When he got his laptop back 11 days later it appeared that much of his research and personal files, including chats with his girlfriend, had been searched.
Fortunately, Abidor wasn’t prosecuted as an agent of the enemy for the content, and his content wasn’t destroyed or deleted, or his laptop held permanently.
Tacitly applying Kerr’s tech neutral approach, the government and courts have circumvented the issues raised by these border searches via the use of analogy to old law, comparing a laptop to a suitcase or file cabinet. Dan Solove at Concurring Opinions proffered an approach he calls 4th Amendment Pragmatism as a substitute, eliminating the Katz reasonable expectation of privacy test for “problems of reasonable significance.” It seems that this intrusion would fail under either test, and is permissible only because of courts’ reliance on the rubric developed at a time when absolutely nothing comparable to a laptop computer was under consideration. This case presents issues that show why the tech neutral approach will fail to protect privacy in the digital age. It’s an approach only a government agent could love.
The action offers an opportunity for a strong and credible group to mount a comprehensive frontal challenge to the application of old law to new circumstance, perhaps a last ditch effort to save the concept of privacy at the border, and maybe elsewhere. The courts must stop trying to stick the square peg of technology into the round hole of bootlegger search and seizure law, and develop a new 4th Amendment jurisprudence acknowledging that technology has changed beyond the point of trying to adopt these old concepts to incomparable circumstances. It’s just not working.

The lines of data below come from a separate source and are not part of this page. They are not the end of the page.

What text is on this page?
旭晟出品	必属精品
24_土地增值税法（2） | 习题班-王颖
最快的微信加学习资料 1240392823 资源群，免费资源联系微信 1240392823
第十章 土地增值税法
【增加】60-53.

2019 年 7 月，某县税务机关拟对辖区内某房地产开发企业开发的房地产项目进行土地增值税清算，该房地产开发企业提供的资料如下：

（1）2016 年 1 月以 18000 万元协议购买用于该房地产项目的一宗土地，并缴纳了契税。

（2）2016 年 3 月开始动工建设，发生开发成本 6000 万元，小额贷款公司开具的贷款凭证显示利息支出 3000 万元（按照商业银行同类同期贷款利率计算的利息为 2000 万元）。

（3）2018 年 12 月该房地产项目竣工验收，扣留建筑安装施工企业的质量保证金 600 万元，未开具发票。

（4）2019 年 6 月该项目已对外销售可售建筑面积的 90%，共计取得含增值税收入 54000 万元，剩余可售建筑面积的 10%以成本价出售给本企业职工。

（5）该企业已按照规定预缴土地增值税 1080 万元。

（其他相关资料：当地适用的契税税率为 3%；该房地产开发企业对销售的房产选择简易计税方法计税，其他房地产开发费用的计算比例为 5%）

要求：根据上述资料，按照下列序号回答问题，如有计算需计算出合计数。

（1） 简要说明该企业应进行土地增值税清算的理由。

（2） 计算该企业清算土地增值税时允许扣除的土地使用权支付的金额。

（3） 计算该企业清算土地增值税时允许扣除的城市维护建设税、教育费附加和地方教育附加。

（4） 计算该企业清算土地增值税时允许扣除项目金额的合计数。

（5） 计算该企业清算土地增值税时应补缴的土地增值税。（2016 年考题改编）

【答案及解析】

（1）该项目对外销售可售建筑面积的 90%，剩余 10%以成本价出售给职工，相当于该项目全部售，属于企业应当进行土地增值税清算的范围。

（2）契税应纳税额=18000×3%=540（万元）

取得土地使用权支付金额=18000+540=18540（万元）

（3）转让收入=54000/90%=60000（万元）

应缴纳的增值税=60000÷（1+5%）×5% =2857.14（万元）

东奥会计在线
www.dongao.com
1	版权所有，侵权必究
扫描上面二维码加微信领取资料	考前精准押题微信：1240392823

There are some bright spots elsewhere, with the rulings as to the use of GPS and cell records to “follow” people, but as yet the border remains as closed to privacy as ever. Hopefully, this coalition action will be our best opportunity to address the monumental privacy issues, the ones that bear neither connection to any legitimate purpose for a border search nor a sound respect for privacy.
Although this is an issue I’ve harped on for quite a while now, it bears repeating. Old search and seizure law is inadequate to address the issues arising in a digital world while maintaining any semblance of personal privacy. If the courts continue to stick their square peg into our round hole, we can kiss privacy good-bye.